I don't think so, at least not in a meaningful way.
Morality is highly subjective, to begin with, as is intent...
And I'd argue that personal and public/state morality are separate, at least to an extent.
I'd argue that personal morality is based on intent (ie, if I mean to be kind in offering you a peanut butter and jelly sandwich not knowing that you're highly allergic, I'm at fault in a practical sense--and possibly you as well for not telling me or checking what you're eating before you chow down--but I'm not at fault in a moral sense, I didn't INTEND to cause you harm and in fact intended to help you, and there's no way I could have known that my action would cause you harm as I didn't know you were allergic.)
By contrast, the morality of a state is the sum total of the actions of its people...
Intent matters here, but since nearly every one of our 300 million US citizens have different intentions when they pay taxes or even when they vote for political candidates (20 Obama voters could have 20 different reasons for voting for him, ranging from a hatred of Romney and the opposition to true endorsement of Obama to a blanket endorsement of the Democrats to self-interest insofar as Obama might be friendlier towards certain social positions--ie, gay rights/marriage--than Romney, so if you're gay, and your choices are someone who's at the very least ambivalent and at best someone who's grown to endorse gay marriage on the one hand and a candidate whose Mormon beliefs--and in this case I feel it's fair to reference them, belief is private, but given how high-profile the Mormon stance on gay marriage is, I think that's a fair point --well...if gay marriage is a central issue for you, then you COULD vote for Obama just the same as a guy who might hate gays but endorse Obama's other policies) I think individual intent is muddled to the point where in most cases it becomes a non-factor in terms of counting individually--
Hence why it coalesces and counts in "group intents/morality."
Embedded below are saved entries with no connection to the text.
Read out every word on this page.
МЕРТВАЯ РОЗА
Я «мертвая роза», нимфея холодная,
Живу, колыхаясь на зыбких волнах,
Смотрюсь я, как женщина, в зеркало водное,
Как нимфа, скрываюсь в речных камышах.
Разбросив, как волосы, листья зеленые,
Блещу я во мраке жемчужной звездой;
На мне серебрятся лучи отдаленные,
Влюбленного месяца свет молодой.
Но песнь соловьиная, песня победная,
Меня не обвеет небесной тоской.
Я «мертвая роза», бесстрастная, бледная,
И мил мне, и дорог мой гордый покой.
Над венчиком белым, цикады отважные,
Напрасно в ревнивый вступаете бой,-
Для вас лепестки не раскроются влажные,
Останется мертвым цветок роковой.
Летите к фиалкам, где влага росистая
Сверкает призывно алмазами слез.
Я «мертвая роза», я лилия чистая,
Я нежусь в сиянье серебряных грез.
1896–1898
This can be unifying (Latinos, female rights activists, Jews, blacks, and gays can conceivably all come from very different backgrounds, but broadly-shared collective intent has helped the Democratic party to build a powerhouse political base come election time) and it can be destructive (the intent of the Religious Right, Big Business and Libertarian sects of the Republican Party right now are all very much at odds, and that arguably caused them to lose the election as much as the New Democratic Coalition described above helped Obama win)...
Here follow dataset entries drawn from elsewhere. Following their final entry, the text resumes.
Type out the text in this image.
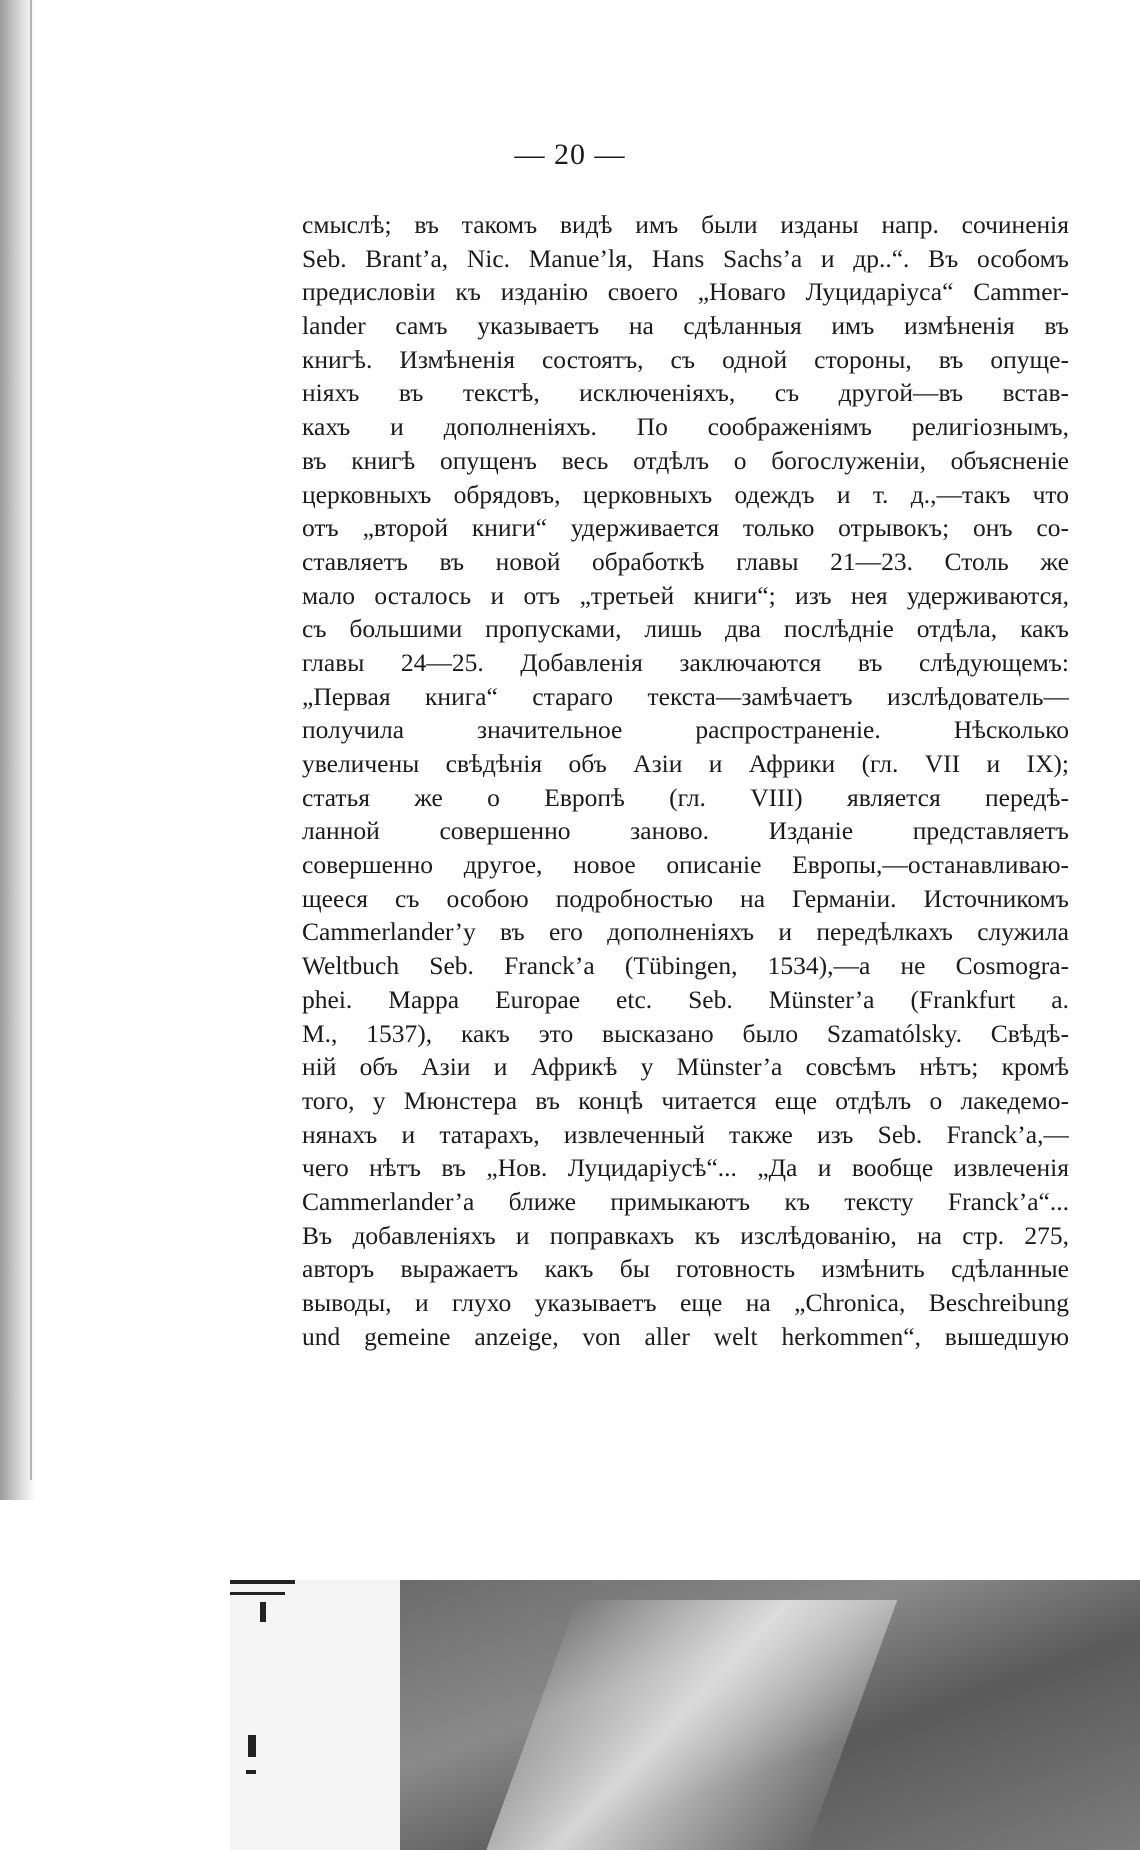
— 20 —
смыслѣ; въ такомъ видѣ имъ были изданы напр. сочиненія
Seb. Brant’a, Nic. Manue’lя, Hans Sachs’a и др..“. Въ особомъ
предисловіи къ изданію своего „Новаго Луцидаріуса“ Cammer-
lander самъ указываетъ на сдѣланныя имъ измѣненія въ
книгѣ. Измѣненія состоятъ, съ одной стороны, въ опуще-
ніяхъ въ текстѣ, исключеніяхъ, съ другой—въ встав-
кахъ и дополненіяхъ. По соображеніямъ религіознымъ,
въ книгѣ опущенъ весь отдѣлъ о богослуженіи, объясненіе
церковныхъ обрядовъ, церковныхъ одеждъ и т. д.,—такъ что
отъ „второй книги“ удерживается только отрывокъ; онъ со-
ставляетъ въ новой обработкѣ главы 21—23. Столь же
мало осталось и отъ „третьей книги“; изъ нея удерживаются,
съ большими пропусками, лишь два послѣдніе отдѣла, какъ
главы 24—25. Добавленія заключаются въ слѣдующемъ:
„Первая книга“ стараго текста—замѣчаетъ изслѣдователь—
получила значительное распространеніе. Нѣсколько
увеличены свѣдѣнія объ Азіи и Африки (гл. VII и IX);
статья же о Европѣ (гл. VIII) является передѣ-
ланной совершенно заново. Изданіе представляетъ
совершенно другое, новое описаніе Европы,—останавливаю-
щееся съ особою подробностью на Германіи. Источникомъ
Cammerlander’у въ его дополненіяхъ и передѣлкахъ служила
Weltbuch Seb. Franck’a (Tübingen, 1534),—а не Cosmogra-
phei. Mappa Europae etc. Seb. Münster’a (Frankfurt a.
M., 1537), какъ это высказано было Szamatólsky. Свѣдѣ-
ній объ Азіи и Африкѣ у Münster’a совсѣмъ нѣтъ; кромѣ
того, у Мюнстера въ концѣ читается еще отдѣлъ о лакедемо-
нянахъ и татарахъ, извлеченный также изъ Seb. Franck’a,—
чего нѣтъ въ „Нов. Луцидаріусѣ“... „Да и вообще извлеченія
Cammerlander’a ближе примыкаютъ къ тексту Franck’a“...
Въ добавленіяхъ и поправкахъ къ изслѣдованію, на стр. 275,
авторъ выражаетъ какъ бы готовность измѣнить сдѣланные
выводы, и глухо указываетъ еще на „Chronica, Beschreibung
und gemeine anzeige, von aller welt herkommen“, вышедшую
That neither validates nor refutes the position, you can unify a bad platform or destroy a good one...
But it does mean that individual intent is given over to the whole.
As such, we all have different intents when we pay taxes.
Further, we have very little control over where that money goes.
You can be shoveling coal into the boiler to make a steam engine go, but you have no control over whether or not the captain suddenly decides to break out some hidden guns and raid another ship or kill his passengers for their money.
You could argue the ship would never be in position to fire on the other ship if the coal workers didn't power it, but as they didn't know what their raw efforts were going towards, individually they're not at fault, while collectively they are.
As such, you can't blame a small, nice, happy, tolerant German family for WWII...
That being said, they're collectively implicated when we blame "Germany" for certain actions in WWII.